Почти три часа.
Выхожу к дедушке.
– Состояние крайне тяжелое. Практически терминальное. Сами видите: что можем – делаем. Сейчас попробуем отвезти в больницу, но предупреждаю – шансы минимальные.
– Да. Я все понимаю. Но… надеюсь.
«Валентиныч, похоже, кранты!» – голос Лехи отрывает от разговора.
– Что, остановка?
– Нет, комплексы «расползаются».
Да, это совсем беда. Сердце изношено, там просто нечему сокращаться. Вроде, и реакция на стимул есть, но уже вялая.
– Адреналин!
– Сергей Валентинович, адреналин заканчивается. Две ампулы осталось.
Это Света. Начинаю звонить в диспетчерскую – пришлите бригаду с адреналином! Отвечают, что все бригады на вызовах. Звоню своему диспетчеру – обещает что-то придумать. «Господи, помилуй!» 40 раз.
Кстати, кислород в маленьких баллонах тоже заканчивается.
– Ребят. Выносим на щите. Макс, Света – забирайте максимальное количество ненужного барахла. Света, ты остаешься внизу с каталкой, а Макс со щитом – наверх. И их водителя бери.
Еще раз объясняю дедушке весь расклад. Плачет. Ребята отодвигают двуспальную кровать, аккуратно подсовывают щит под больную. 160 кг+ аппаратура. Нас шестеро. На мониторе – сердце «ползет». С трудом поднимаем. Дедушка подходит и целует любимую.

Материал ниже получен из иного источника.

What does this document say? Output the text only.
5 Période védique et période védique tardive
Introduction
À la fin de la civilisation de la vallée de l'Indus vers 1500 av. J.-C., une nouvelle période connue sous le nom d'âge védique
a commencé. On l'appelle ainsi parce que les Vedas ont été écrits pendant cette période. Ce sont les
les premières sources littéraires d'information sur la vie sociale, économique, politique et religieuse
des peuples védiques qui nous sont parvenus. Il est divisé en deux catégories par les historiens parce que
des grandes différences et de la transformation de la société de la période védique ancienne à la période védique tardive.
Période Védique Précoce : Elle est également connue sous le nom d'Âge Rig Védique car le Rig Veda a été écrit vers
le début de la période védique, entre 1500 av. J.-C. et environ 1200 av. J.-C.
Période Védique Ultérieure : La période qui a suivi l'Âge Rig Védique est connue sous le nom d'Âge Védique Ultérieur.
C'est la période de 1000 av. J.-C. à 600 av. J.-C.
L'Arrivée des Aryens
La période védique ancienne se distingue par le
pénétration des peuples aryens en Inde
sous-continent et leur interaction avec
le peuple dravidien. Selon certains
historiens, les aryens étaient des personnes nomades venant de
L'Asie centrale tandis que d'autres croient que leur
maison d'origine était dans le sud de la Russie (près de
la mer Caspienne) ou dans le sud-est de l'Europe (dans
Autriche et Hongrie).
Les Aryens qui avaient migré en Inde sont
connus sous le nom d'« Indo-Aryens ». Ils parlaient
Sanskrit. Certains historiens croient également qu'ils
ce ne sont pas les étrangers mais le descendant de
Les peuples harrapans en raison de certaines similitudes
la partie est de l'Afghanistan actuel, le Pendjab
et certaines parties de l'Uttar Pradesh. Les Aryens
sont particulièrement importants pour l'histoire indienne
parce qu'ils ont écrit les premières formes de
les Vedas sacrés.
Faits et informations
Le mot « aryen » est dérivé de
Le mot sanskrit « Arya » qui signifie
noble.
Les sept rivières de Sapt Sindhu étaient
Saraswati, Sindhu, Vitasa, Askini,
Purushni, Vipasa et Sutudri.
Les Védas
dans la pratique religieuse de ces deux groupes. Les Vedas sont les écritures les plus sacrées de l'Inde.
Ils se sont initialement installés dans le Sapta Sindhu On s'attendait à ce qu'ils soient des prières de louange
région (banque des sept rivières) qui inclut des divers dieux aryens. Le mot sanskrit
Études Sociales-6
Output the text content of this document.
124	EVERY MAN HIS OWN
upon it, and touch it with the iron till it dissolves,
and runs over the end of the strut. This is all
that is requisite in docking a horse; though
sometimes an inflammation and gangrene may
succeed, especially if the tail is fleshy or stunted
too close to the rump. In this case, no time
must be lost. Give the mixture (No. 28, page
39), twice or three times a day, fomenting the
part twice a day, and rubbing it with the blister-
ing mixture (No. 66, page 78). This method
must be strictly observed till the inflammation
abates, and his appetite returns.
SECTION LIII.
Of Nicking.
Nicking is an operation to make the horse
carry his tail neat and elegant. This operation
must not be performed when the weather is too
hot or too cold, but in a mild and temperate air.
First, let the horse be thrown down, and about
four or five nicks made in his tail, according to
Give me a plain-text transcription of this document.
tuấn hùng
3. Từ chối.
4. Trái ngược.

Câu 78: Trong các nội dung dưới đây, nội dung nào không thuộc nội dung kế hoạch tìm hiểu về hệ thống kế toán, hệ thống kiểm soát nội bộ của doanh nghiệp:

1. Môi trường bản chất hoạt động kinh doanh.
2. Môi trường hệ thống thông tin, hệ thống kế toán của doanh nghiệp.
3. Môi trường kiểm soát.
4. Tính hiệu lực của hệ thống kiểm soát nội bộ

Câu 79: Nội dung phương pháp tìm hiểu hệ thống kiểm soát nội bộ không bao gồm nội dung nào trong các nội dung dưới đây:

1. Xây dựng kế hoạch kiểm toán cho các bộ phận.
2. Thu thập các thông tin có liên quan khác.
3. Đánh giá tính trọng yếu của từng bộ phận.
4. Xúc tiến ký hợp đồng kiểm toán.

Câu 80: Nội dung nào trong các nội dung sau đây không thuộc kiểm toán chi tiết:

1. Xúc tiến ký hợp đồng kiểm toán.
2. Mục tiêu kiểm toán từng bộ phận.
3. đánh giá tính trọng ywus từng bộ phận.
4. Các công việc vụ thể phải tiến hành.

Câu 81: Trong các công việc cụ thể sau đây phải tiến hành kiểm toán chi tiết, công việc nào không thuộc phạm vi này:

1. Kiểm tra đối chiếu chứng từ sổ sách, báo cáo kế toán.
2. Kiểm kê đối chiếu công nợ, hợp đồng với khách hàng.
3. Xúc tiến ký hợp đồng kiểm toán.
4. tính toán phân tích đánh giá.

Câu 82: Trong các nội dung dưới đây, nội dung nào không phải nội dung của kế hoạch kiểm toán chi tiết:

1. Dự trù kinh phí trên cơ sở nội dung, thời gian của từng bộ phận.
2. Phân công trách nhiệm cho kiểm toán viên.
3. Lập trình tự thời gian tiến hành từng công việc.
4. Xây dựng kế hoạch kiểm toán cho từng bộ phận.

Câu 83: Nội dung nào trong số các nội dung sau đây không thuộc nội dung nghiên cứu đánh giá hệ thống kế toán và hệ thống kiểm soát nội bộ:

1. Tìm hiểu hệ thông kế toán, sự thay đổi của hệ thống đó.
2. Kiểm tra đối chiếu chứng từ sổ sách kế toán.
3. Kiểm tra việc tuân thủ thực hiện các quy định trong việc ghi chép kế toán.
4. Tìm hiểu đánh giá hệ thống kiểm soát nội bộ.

О, чудо! Из остекленевшего глаза выкатывается слеза.
Аккуратно спускаем вниз. А вот и коллеги с адреналином подоспели. Колем еще, засовываем в машину, подключаем приборы…
– Макс, гони!
В Первую Градскую мы приехали все за те же сакральные пять минут. Быстрее не получится – на Ленинском разделительный газон. Но в шоковую палату мы въехали с живой пациенткой. Девушки-кардиологи смотрели с испугом, но зав. кардиореанимацией только пожал руку.
Нет, больная не выжила. Она умерла в течение полутора часов, из которых полчаса – это были реанимационные мероприятия после последней зафиксированной активности. Коллеги тоже постарались сделать все, но не все в наших силах. Но я знаю, ради чего все это было. Ради того прощального поцелуя и той прощальной слезы[9].